How do I prepare for my procedure?
Do not eat or drink anything after midnight the night prior to your procedure unless you are instructed to do otherwise. Do not drink alcoholic beverages 24 hours prior to your test.
Please bring someone with you who can take you home in case that sedating medication is used during your procedure.
Wear comfortable, loose fitting clothing. A hospital gown will be provided. Please leave any jewelry or other valuables at home.
Please bring a complete list of your medications. Include dosages and the last time each medication was taken. Please tell us if you are allergic to any medications. Please consult with your physician before the test about medications and/or diet changes if you are diabetic or taking heart or blood pressure medication.
If you have any change in the eight hours prior to your test (cold, fever, etc.) or if you are scheduled for a colon exam and have not been able to complete the necessary pre-test preparations, please notify your physician.
What can I expect?
- Please arrive at the time given to you by your physician's office. Most endoscopic procedures require you to arrive 1 hour to 1 ½ hours prior to your actual scheduled procedure time.
- Once you arrive at Memorial Medical Center, proceed to the Special Procedure area on the first floor. Once there, you will be assigned a room and prepared by staff for your procedure. A waiting room is available for the comfort of your friends or family.
After the procedure
Because of the medication used during your procedure, do not drive a car, take a bus or taxi by yourself, or attempt a lot of physical activity on the day of the exam.

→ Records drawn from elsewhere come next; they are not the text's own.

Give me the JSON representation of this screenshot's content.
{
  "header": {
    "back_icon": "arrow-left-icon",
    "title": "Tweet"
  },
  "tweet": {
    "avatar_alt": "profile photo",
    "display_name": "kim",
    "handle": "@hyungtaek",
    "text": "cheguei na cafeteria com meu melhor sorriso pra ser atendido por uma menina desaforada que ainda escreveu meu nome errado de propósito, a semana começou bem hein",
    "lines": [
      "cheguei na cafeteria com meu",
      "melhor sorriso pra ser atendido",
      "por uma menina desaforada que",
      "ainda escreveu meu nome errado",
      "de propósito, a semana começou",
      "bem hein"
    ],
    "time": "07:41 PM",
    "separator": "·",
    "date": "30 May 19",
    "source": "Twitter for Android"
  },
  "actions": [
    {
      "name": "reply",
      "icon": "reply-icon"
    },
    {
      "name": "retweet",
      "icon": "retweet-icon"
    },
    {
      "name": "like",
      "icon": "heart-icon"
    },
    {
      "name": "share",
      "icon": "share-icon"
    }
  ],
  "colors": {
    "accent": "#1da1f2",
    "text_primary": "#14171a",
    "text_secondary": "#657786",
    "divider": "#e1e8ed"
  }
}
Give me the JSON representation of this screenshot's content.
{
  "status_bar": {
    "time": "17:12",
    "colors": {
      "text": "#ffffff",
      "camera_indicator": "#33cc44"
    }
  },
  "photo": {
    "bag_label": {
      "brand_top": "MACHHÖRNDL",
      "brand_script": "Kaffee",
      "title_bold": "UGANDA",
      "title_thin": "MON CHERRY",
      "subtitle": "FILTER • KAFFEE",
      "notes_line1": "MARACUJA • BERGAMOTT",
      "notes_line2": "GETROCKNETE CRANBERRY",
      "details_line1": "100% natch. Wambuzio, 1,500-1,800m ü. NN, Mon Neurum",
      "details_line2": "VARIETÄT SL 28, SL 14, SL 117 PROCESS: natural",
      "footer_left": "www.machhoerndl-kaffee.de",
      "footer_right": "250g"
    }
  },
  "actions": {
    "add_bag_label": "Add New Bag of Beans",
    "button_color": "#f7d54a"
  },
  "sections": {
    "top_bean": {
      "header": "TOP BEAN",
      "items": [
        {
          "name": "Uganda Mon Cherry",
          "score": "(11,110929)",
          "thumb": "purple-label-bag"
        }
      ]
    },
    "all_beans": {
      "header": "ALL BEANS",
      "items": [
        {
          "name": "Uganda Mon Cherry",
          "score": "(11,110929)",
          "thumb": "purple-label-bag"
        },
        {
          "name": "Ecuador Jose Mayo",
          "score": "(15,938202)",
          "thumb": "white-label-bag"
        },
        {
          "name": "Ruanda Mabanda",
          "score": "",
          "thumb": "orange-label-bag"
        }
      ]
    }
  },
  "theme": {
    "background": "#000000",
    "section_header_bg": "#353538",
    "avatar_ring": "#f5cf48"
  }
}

By the following day, normal activity may be resumed.
After your procedure, you may return home with a responsible person. You may be slightly dizzy, light-headed and forgetful. Do not go anywhere by yourself.
A light meal may be eaten when you are fully awake. Regular meals may be resumed when no problems are present. Do not drink alcohol for 24-hours after the procedure.
Do not eat or drink until your gag reflex returns, which usually takes 2 to 3 hours. To check your gag reflex, place the tip of your index finger in the back of your throat.
Mild abdominal soreness is not unusual for one to two days. If your abdominal pain gets worse, or you develop a fever, please contact your physician's office.
After an EGD, or esophageal dilatation, you may have a mild sore throat which may last one or two days. If this occurs, gargle with warm salt water or use throat lozenges.
A small amount of rectal bleeding is normal with some procedures. If a large amount of blood is present, notify your physician right away.